Christine Cohen

State Senator

Christine Cohen

Deputy President Pro Tempore

Listening, Advocating & Getting Results

March 7, 2024
For Immediate Release
Contact: Garnet McLaughlin – – 860-304-2319

Sen. Cohen, Rep. Rader, Guilford Parents Testify in Support of Legislation to Help Terminally Ill Children


David Negron, Rennie Negron, Chloe Negron, Sen. Cohen and Rep. Rader

David Negron, Senator Cohen testify in front of the Human Services Committee

Today, State Senator Christine CohenState Representative Moira Rader and Guilford resident and parent David Negron testified in front of the Human Services Committee in support of Senate Bill 206 which would expand the Katie Beckett Waiver program to reduce the waiting list for program services.

David and Rennie Negron live in Guilford with their two daughters. Their daughter Chloe has Tay-Sachs disease. TaySachs is a very rare, terminal, neurological disease which occurs in about 1 in 320,000 live births in the United States.

The Negron family is looking to utilize the Katie Beckett Waiver program which is administered by the Department of Social Services (DSS), and provides Medicaid healthcare services and supports to individuals 21 years of age and younger with a physical disability who may or may not have a co-occurring developmental disability. These services are for young adults and children who would normally not qualify for Medicaid due to family income. The purpose of the waiver is to provide home and community-based services to individuals who would prefer to reside in their home or in the community instead of an alternative institution.

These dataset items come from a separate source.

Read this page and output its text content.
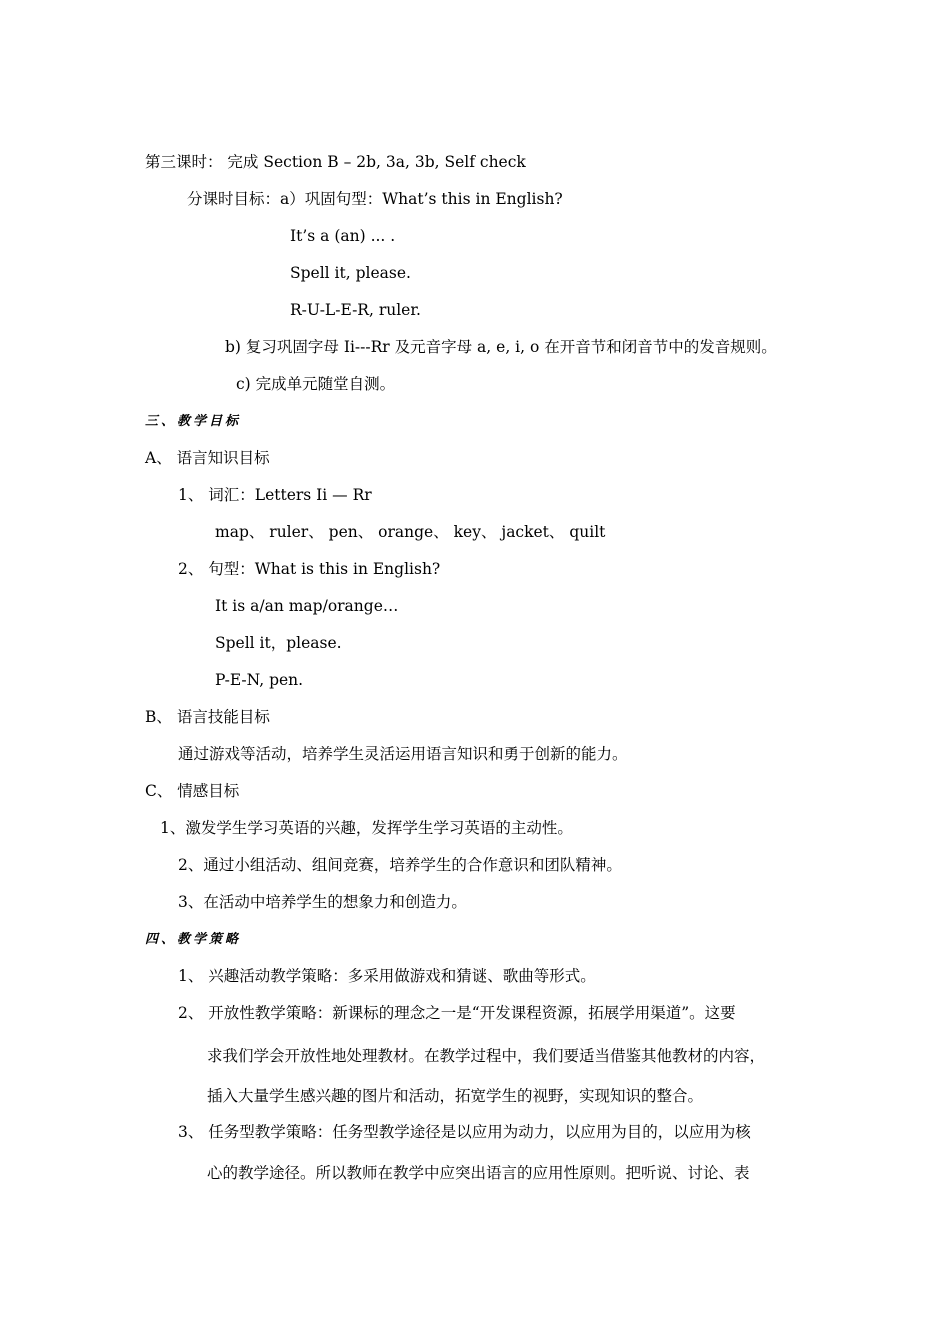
第三课时： 完成 Section B – 2b, 3a, 3b, Self check
分课时目标：a）巩固句型：What’s this in English?
It’s a (an) ... .
Spell it, please.
R-U-L-E-R, ruler.
b) 复习巩固字母 Ii---Rr 及元音字母 a, e, i, o 在开音节和闭音节中的发音规则。
c) 完成单元随堂自测。
三、教学目标
A、 语言知识目标
1、 词汇：Letters Ii — Rr
map、 ruler、 pen、 orange、 key、 jacket、 quilt
2、 句型：What is this in English?
It is a/an map/orange…
Spell it，please.
P-E-N, pen.
B、 语言技能目标
通过游戏等活动，培养学生灵活运用语言知识和勇于创新的能力。
C、 情感目标
1、激发学生学习英语的兴趣，发挥学生学习英语的主动性。
2、通过小组活动、组间竞赛，培养学生的合作意识和团队精神。
3、在活动中培养学生的想象力和创造力。
四、教学策略
1、 兴趣活动教学策略：多采用做游戏和猜谜、歌曲等形式。
2、 开放性教学策略：新课标的理念之一是“开发课程资源，拓展学用渠道”。这要
求我们学会开放性地处理教材。在教学过程中，我们要适当借鉴其他教材的内容，
插入大量学生感兴趣的图片和活动，拓宽学生的视野，实现知识的整合。
3、 任务型教学策略：任务型教学途径是以应用为动力，以应用为目的，以应用为核
心的教学途径。所以教师在教学中应突出语言的应用性原则。把听说、讨论、表
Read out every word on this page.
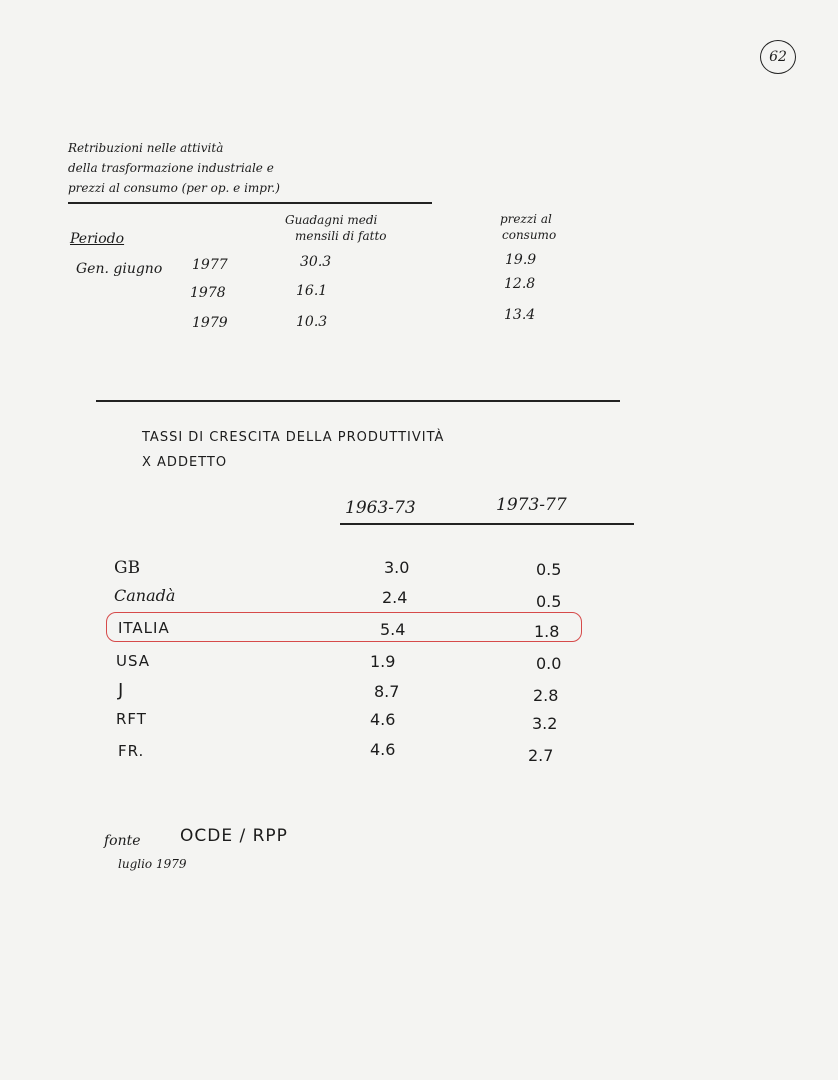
62
Retribuzioni nelle attività
della trasformazione industriale e
prezzi al consumo (per op. e impr.)
Periodo
Guadagni medi
mensili di fatto
prezzi al
consumo
Gen. giugno 1977	30.3	19.9
1978	16.1	12.8
1979	10.3	13.4
TASSI DI CRESCITA DELLA PRODUTTIVITÀ
X ADDETTO
1963-73	1973-77
GB	3.0	0.5
Canadà	2.4	0.5
ITALIA	5.4	1.8
USA	1.9	0.0
J	8.7	2.8
RFT	4.6	3.2
FR.	4.6	2.7
fonte OCDE / RPP
luglio 1979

Unfortunately, Connecticut is the only state in New England with a cap on the number of qualified individuals accepted into the Katie Beckett Waiver program. 37 other states actually prioritize certain individuals when a slot becomes available for medically fragile and terminally ill children. The way the waitlist is structured leaves some families on a waiting list longer than the child’s life expectancy, as is the case of the Negron family.

Senate Bill 206 would ensure every child has equitable access to the Katie Beckett Waiver program and would relieve the extremely costly burden these families face when providing at-home and medically necessary care for their child. The nonpartisan Office of Legislative Research determined that the individual cost for the waiver program was $25,400, with about 300 children on the waitlist, eliminating the waitlist would cost $8 million. Connecticut’s budget for FY 24 is nearly $26 billion.

“As a baby, Chloe met all of her developmental milestones and was a healthy child. She would laugh, play, speed down a slide and always dance with her big sister. She enjoyed playing with her friends at daycare, having fun coloring, painting and learning her ABC’s. She would also say “I love you’ but she can’t do any of these things now,” said David and Rennie Negron, parents of Chloe. “We are fortunate that we have had the ability to work and provide for our family, and we have already spent tens of thousands of dollars on Chloe’s care. There is no way we will be able to financially sustain her upcoming needs. Doctors have asked us if we would consider moving to another state with a more accessible program, but I cannot accept uprooting my children from the only home they have ever known because Connecticut has not yet prioritized supporting terminally ill children. I urge the legislature to bring Connecticut in line with its neighboring states and help my family and others allow their children to live and pass away with dignity.”

“David and Rennie have been extraordinary advocates for their daughter Chloe, in a fight that no parent expects to find themself in,” said State Senator Christine Cohen. “We shouldn’t be putting families in a position where they are having to determine whether or not they can afford a special therapy or medically necessary treatment during an already difficult and trying time. And yet, Connecticut is an outlier in this regard by putting a relatively small number of families on a waitlist that may not receive a waiver until it is too late. I firmly believe that the benefit of removing this barrier to services far outweighs the nominal cost to the state. The time is now for Connecticut to prioritize all children with terminal disease, such as Tay-Sachs, and to ensure that every child has equitable access to the Katie Beckett Medicare waiver program.”

“The Katie Beckett waiver program has been a lifeline for many families in our state, giving children with severe disabilities and illnesses access to the medical care and supportive services they need while remaining at home with their loved ones,” said State Representative Moira Rader. “However, the current waiver program has fallen terribly short in serving every qualified child. Per current data, the Katie Beckett waiver waitlist in Connecticut is over 300 and counting. Sadly, the urgent needs of many of those awaiting services may very well come too late for the most fragile and terminal children like Chloe Negron. These vulnerable children and their families are in desperate need of services, and it is unconscionable to make them wait when their time together is so very short and precious.”